"Ostensibly healthy
life is interspersed with a great number of trivial and in practice
unimportant symptoms [...] neurosis is the inability to tolerate ambiguity." -Sigmund Freud
It's funny how the things that you disliked as a child or teenager become things you hate and fear the older you get.
For example, I used to dislike bugs when I was a child, or messes, when I was younger. Now that I'm older, I find that even seeing a messy kitchen or a messy room can stress me out, and bugs in general I scream like a little girl whenever I see them. (Although maybe that wasn't that different than when I was a child.)
Back in the day, I might have had a slightly negative reaction, but the older I get, I find my reactions to negative events in my life to be more and more extreme.
And it's not just me who feels this way. There's the cafe mocha drinking-lady who starts yelling at the streetcar driver if she misses her streetcar, dashing in high heels while carrying a Starbucks pastry of some kind. There's the old lady who doesn't get on the subway because it's too full of people. There's the businessman who won't talk to his female colleagues because he's intimidated by them. And most of these things are things that happened in childhood, or young adulthood, and have become pressure points for us.
Freud called these neuroses: they were things that we couldn't process because they caused us pain, and we can only now go on to start to deal with them. Maybe that old lady had a traumatic experience in a crowd when she was younger. Maybe the businessman was laughed at by a group of girls during high school. We all create mechanisms or warning signs to stop up from having unpleasant experiences.

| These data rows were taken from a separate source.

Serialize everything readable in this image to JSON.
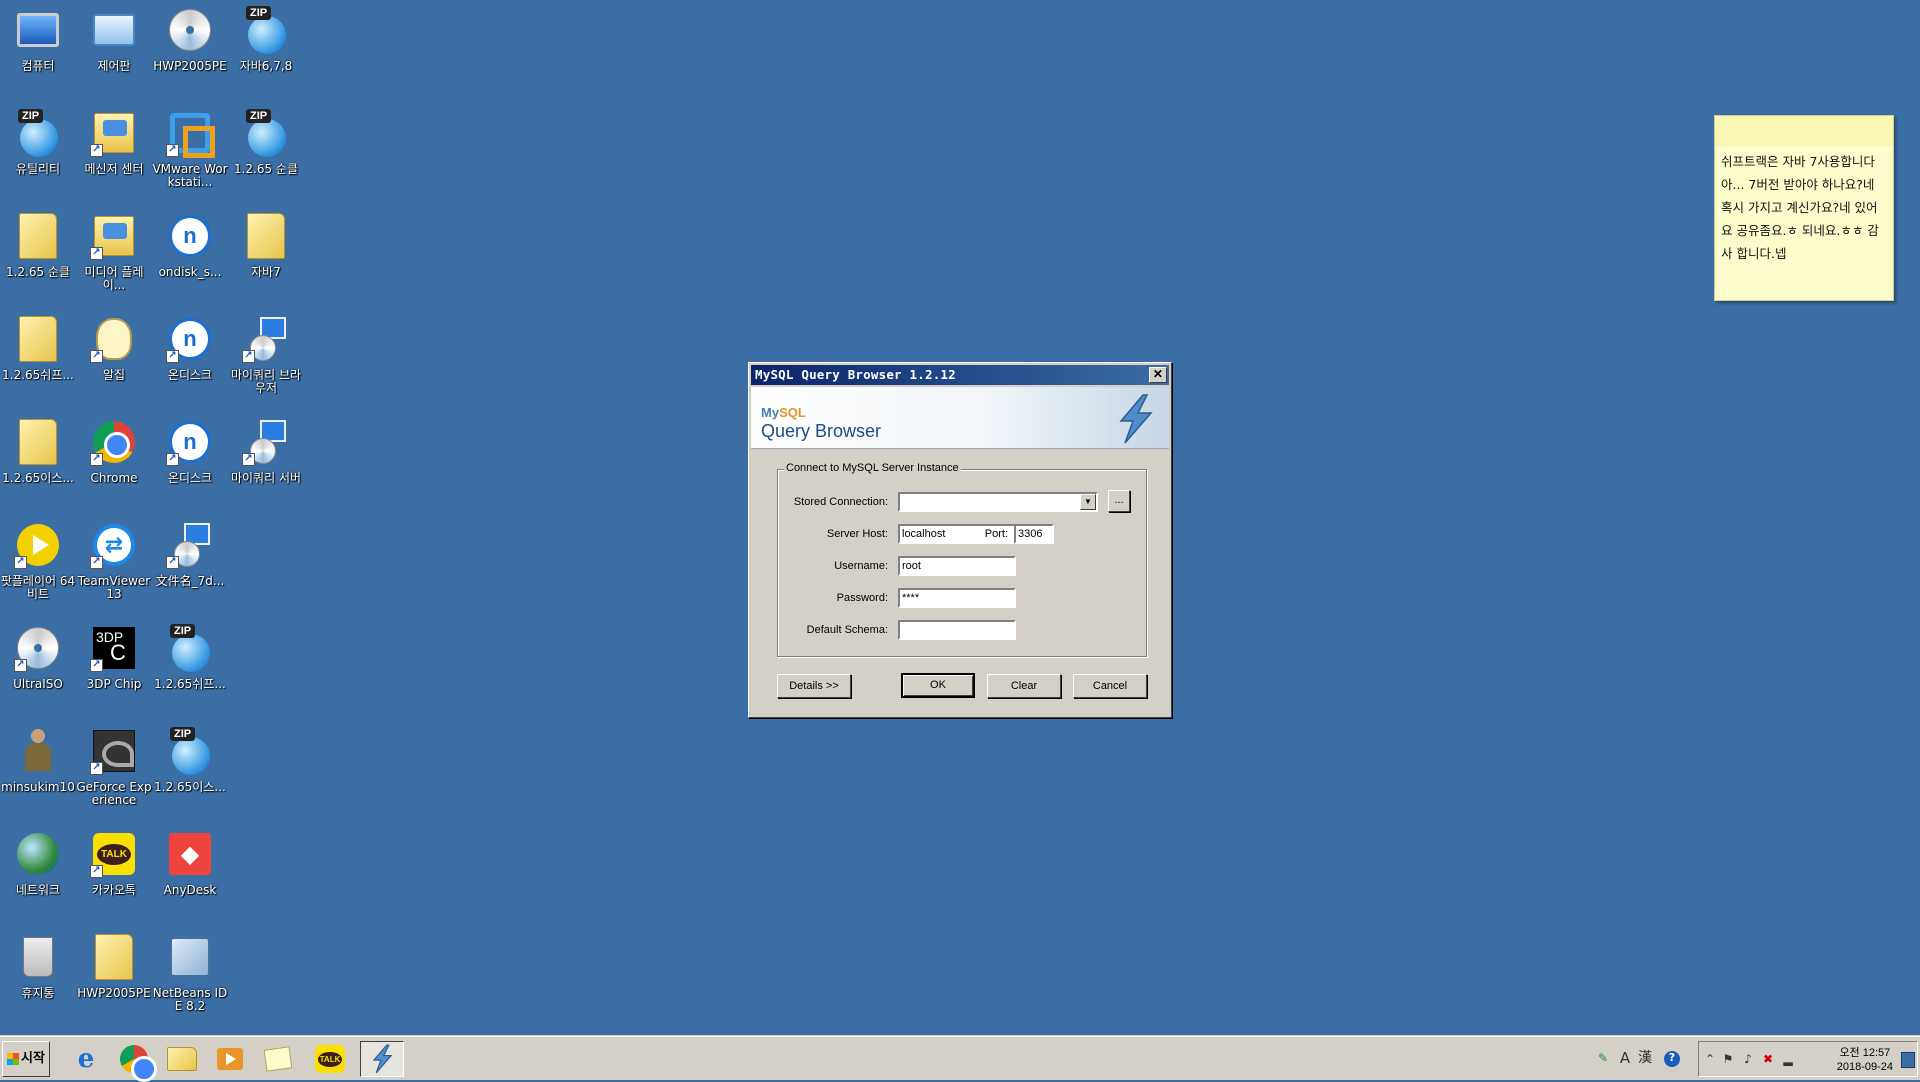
{
  "desktop": {
    "icons": [
      {
        "label": "컴퓨터"
      },
      {
        "label": "제어판"
      },
      {
        "label": "HWP2005PE"
      },
      {
        "label": "자바6,7,8"
      },
      {
        "label": "유틸리티"
      },
      {
        "label": "메신저 센터"
      },
      {
        "label": "VMware Workstati..."
      },
      {
        "label": "1.2.65 순클"
      },
      {
        "label": "1.2.65 순클"
      },
      {
        "label": "미디어 플레이..."
      },
      {
        "label": "ondisk_s..."
      },
      {
        "label": "자바7"
      },
      {
        "label": "1.2.65쉬프..."
      },
      {
        "label": "알집"
      },
      {
        "label": "온디스크"
      },
      {
        "label": "마이쿼리 브라우저"
      },
      {
        "label": "1.2.65이스..."
      },
      {
        "label": "Chrome"
      },
      {
        "label": "온디스크"
      },
      {
        "label": "마이쿼리 서버"
      },
      {
        "label": "팟플레이어 64 비트"
      },
      {
        "label": "TeamViewer 13"
      },
      {
        "label": "文件名_7d..."
      },
      {
        "label": "UltraISO"
      },
      {
        "label": "3DP Chip"
      },
      {
        "label": "1.2.65쉬프..."
      },
      {
        "label": "minsukim10"
      },
      {
        "label": "GeForce Experience"
      },
      {
        "label": "1.2.65이스..."
      },
      {
        "label": "네트워크"
      },
      {
        "label": "카카오톡"
      },
      {
        "label": "AnyDesk"
      },
      {
        "label": "휴지통"
      },
      {
        "label": "HWP2005PE"
      },
      {
        "label": "NetBeans IDE 8.2"
      }
    ],
    "badges": {
      "zip": "ZIP",
      "talk": "TALK",
      "chip": "3DP",
      "chip_c": "C",
      "ondisk": "n",
      "teamviewer": "⇄",
      "anydesk": "◆"
    }
  },
  "sticky_note": {
    "text": "쉬프트랙은 자바 7사용합니다 아... 7버전 받아야 하나요?네 혹시 가지고 계신가요?네 있어요 공유좀요.ㅎ 되네요.ㅎㅎ 감사 합니다.넵"
  },
  "dialog": {
    "title": "MySQL Query Browser 1.2.12",
    "close_glyph": "✕",
    "logo_text": "MySQL",
    "logo_text_a": "My",
    "logo_text_b": "SQL",
    "product_name": "Query Browser",
    "group_title": "Connect to MySQL Server Instance",
    "stored_connection_label": "Stored Connection:",
    "stored_connection_value": "",
    "browse_button": "...",
    "server_host_label": "Server Host:",
    "server_host_value": "localhost",
    "port_label": "Port:",
    "port_value": "3306",
    "username_label": "Username:",
    "username_value": "root",
    "password_label": "Password:",
    "password_value": "****",
    "default_schema_label": "Default Schema:",
    "default_schema_value": "",
    "details_button": "Details >>",
    "ok_button": "OK",
    "clear_button": "Clear",
    "cancel_button": "Cancel"
  },
  "taskbar": {
    "start_label": "시작",
    "clock_time": "오전 12:57",
    "clock_date": "2018-09-24",
    "ime_a": "A",
    "ime_han": "漢"
  },
  "colors": {
    "desktop": "#3a6ea5",
    "titlebar_start": "#0a246a",
    "titlebar_end": "#3a6ea5",
    "sticky": "#fdfdcb"
  }
}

And herein lies the kicker: We want psychological cues that protect us from events, but we want them to be black and white. There can be no good crowds, no good events of missing the streetcar, no good can come from treating your female colleagues well, etc. We have our frame of reference, and flawed or not, we feel better holding onto it than changing it for the better. Most of the time, this is a fairly harmless way to live.
The problem is when our neuroses stop helping us achieve a normal, pleasurable life, and start taking away from it. The neurotic person that needs treatment simply has more debilitating symptom-formations
that prevent enjoyment and active achievement in life.
As an adult, we all have fears. We all have things that we wished hadn't happened to us, and we wish we had done. But the crux of a happy life resides in being able to shape our own bad habits into something useful to us, a weapon against all the bad things that happen to us. Otherwise, those protective elements in our lives stop protecting us, and simply cut us off from the society we should enjoy. To live life well is a life with fewer fears rather than more fears, and a good life is one that is free of those fears that stop us from achieving success in our personal and public lives.